The results of the previous sections suggest how to apply the proposed method to evaluate the modification of irradiation treatment when the cancer progression originates from two (or more) cell groups with different specific replication rates and radioresistances. An analogous analysis was carried out for chemotherapy, implying modification of the Simon–Norton hypothesis [22].

Cellular inhomogeneity, partially promoted by a non-uniform oxygen supply, produces different rates of cell proliferation inside tumors, which could negatively affect the responsiveness to oncologic treatments.
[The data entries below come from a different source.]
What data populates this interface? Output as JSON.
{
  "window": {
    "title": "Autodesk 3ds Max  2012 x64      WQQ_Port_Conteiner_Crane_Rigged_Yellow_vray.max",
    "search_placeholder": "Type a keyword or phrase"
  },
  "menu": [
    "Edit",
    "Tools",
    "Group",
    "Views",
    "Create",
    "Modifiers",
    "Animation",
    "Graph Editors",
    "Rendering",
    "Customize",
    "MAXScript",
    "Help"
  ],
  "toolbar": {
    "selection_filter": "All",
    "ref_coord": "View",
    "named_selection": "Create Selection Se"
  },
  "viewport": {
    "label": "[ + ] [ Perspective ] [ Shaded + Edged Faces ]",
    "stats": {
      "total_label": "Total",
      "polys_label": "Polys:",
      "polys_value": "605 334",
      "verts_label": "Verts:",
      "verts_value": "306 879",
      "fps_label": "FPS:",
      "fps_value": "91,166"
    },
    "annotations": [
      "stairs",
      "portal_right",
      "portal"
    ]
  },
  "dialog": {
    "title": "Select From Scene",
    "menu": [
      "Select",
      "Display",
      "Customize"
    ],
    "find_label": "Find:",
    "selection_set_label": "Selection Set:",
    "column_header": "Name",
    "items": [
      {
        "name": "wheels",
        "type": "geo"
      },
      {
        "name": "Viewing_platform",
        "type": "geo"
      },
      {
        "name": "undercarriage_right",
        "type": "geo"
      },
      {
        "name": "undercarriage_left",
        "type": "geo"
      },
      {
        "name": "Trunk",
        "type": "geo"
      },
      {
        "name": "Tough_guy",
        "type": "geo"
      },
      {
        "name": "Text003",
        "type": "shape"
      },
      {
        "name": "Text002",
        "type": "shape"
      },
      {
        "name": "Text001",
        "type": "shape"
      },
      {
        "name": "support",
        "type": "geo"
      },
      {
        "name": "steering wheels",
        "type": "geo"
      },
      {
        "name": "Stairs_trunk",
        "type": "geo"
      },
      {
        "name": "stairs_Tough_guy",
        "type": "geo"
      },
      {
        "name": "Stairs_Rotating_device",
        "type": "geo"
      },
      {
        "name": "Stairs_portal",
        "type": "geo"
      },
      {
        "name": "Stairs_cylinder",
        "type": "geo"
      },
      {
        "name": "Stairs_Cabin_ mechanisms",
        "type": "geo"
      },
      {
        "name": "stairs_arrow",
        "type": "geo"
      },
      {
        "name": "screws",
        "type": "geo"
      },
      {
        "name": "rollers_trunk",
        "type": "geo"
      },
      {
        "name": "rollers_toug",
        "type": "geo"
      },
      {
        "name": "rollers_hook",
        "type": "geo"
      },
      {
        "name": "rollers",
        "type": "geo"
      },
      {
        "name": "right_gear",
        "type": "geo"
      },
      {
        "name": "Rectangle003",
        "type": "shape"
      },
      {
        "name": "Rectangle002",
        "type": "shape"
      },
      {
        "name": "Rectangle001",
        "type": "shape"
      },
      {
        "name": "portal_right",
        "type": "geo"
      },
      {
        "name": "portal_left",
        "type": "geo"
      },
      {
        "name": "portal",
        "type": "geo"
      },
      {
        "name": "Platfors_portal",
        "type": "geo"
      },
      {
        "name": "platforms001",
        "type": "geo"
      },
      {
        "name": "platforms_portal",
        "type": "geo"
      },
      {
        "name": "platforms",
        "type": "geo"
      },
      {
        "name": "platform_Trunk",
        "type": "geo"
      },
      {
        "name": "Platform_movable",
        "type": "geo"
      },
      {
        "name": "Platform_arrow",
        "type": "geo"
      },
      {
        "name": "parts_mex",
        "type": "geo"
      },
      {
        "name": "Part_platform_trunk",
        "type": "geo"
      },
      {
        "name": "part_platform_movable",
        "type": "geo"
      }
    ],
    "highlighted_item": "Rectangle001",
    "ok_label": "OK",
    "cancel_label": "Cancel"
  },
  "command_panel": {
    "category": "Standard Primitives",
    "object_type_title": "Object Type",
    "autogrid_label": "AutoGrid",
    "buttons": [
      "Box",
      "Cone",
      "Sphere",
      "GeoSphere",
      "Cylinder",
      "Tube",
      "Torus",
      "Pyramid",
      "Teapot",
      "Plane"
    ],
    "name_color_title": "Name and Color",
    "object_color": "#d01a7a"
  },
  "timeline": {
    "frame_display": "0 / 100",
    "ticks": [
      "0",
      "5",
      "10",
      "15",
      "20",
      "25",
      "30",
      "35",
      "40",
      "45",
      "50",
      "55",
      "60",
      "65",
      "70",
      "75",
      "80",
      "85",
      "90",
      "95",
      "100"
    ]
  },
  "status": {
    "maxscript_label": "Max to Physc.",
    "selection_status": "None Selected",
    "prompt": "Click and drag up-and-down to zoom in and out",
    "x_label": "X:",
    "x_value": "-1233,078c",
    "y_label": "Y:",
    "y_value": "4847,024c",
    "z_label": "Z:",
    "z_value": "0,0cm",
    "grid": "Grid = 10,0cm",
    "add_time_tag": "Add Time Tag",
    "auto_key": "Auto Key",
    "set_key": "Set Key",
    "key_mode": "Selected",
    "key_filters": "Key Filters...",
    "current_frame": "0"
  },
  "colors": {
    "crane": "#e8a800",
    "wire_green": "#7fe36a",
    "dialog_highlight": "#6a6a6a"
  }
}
Such an intra-tumoral dose diversification preludes personalized radiotherapy with new technological facilities that are able to identify different metabolic areas within tumor tissues. Although PET CT is not suitable to differentiate various subclones during RT in everyday practice, some hypoxic specific tracers are still available, (i.e., FAZA and F-MISO) and are able to depict a baseline oxygen tissue map [23,24].

The proposed approach involves two-population dynamics; however, tumoral oxygenation can change quantitatively, both spatially and temporally. In fact, the above simplification has to be generalized for a more complete description of the tumor response to radiation by a larger number of subpopulations to consider some other fundamental parameters, such as the tumor stroma and microenvironment, cell signaling, and immune cascades.